Suspensão de segurança . Potencialidade danosa do ato decisório. Necessidade de comprovação inequívoca de sua ocorrência. Excepcionalidade da medida de contracautela ( Lei nº 4.348/64 , art. 4º). Em tema de suspensão de segurança, não se presume a potencialidade danosa da decisão concessiva do writ mandamental. A existência da situação de grave risco ao interesse público, alegada para justificar a concessão da drástica medida de contracautela, há de resultar cumpridamente demonstrada pela entidade estatal que requer a providência excepcional autorizada pelo art. 4º da Lei nº 4.348/64. Não basta, para esse efeito, a mera e unilateral declaração de que, da execução da decisão concessiva do mandado de segurança, resultarão comprometidos os valores sociais protegidos pela medida de contracautela (ordem, saúde, segurança e economia públicas). Pedido indeferido.” (SS nº 1.266, Rel. Min. CELSO DE MELLO, DJ de 7.4.1998).

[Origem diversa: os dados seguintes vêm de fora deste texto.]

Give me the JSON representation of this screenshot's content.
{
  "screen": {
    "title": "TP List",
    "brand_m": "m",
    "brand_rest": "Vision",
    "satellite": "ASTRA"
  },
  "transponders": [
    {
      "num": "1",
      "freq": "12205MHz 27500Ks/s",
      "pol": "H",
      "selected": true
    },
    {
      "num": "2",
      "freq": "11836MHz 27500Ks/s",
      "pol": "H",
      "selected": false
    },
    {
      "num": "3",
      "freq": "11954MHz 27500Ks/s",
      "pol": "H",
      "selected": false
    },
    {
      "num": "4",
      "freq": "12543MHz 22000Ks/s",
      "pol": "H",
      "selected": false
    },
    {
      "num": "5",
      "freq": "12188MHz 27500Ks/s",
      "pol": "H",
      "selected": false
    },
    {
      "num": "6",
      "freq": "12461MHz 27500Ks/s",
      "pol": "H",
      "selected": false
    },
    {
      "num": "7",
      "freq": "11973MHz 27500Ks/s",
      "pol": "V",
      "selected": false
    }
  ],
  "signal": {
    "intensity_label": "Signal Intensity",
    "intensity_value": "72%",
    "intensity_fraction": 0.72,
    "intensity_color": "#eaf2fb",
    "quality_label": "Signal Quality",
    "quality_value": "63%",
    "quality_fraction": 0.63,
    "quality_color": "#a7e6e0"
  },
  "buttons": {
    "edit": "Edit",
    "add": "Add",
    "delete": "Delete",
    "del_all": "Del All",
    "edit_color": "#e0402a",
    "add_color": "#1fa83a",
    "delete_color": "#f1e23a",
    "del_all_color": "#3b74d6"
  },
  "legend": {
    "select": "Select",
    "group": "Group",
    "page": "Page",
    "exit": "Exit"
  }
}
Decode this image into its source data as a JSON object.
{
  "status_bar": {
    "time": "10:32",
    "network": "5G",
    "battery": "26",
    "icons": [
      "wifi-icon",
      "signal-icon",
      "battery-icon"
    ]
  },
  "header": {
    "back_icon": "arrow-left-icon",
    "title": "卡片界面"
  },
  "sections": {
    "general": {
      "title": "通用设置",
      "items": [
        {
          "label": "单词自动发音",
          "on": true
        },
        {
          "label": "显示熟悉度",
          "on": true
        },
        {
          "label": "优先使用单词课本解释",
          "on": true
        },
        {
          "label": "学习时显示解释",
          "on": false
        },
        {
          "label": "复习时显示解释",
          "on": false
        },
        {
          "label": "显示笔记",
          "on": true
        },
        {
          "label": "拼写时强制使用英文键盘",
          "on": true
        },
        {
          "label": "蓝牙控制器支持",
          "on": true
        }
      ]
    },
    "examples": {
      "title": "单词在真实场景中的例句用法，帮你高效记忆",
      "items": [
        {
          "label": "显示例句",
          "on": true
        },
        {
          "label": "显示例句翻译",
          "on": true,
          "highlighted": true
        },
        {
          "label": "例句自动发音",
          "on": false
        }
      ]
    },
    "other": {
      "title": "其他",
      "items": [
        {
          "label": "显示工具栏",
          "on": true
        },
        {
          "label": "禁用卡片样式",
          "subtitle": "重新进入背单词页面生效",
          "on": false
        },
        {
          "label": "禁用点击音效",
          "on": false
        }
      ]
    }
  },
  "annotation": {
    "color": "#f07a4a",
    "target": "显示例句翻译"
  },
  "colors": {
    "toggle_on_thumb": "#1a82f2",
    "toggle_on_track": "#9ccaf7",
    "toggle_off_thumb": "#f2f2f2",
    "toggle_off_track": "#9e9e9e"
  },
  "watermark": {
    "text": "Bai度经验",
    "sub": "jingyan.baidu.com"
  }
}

SUSPENSÃO DE LIMINAR. TUTELA PROVISÓRIA DEFERIDA EM AÇÃO CIVIL PÚBLICA, PARA SUSPENDER OS PAGAMENTOS DE SUBSÍDIOS NOS VALORES FIXADOS NA LEI Nº 930/2022, DO MUNICÍPIO DE IPABA/MG, DIPLOMA QUE, DENTRO DA MESMA LEGISLATURA, FIXOU O SUBSÍDIO DO PREFEITO, VICE-PREFEITO E SECRETÁRIOS MUNICIPAIS. NECESSIDADE DE DEMONSTRAÇÃO INEQUÍVOCA DE LESÃO A BENS JURÍDICOS PROTEGIDOS PELA LEGISLAÇÃO CONCERNENTE AO PLEITO SUSPENSIVO. INVIABILIDADE DE QUALQUER PRESUNÇÃO NESSA SEARA. RISCO DE DANO INVERSO. INTERPRETAÇÃO DO ART. 29, V E VI, DA MAGNA CARTA FIRMADA EM PRECEDENTES DO PLENÁRIO DESTA CASA. UTILIZAÇÃO DA PRESENTE VIA COMO SUCEDÂNEO RECURSAL.

1. O incidente de contracautela, por consubstanciar demanda típica, de fundamentação vinculada, deve ter como causa de pedir as hipóteses próprias ao seu cabimento. A causa petendi há de ser, portanto, a transgressão aos valores e interesses protegidos pela legislação de regência.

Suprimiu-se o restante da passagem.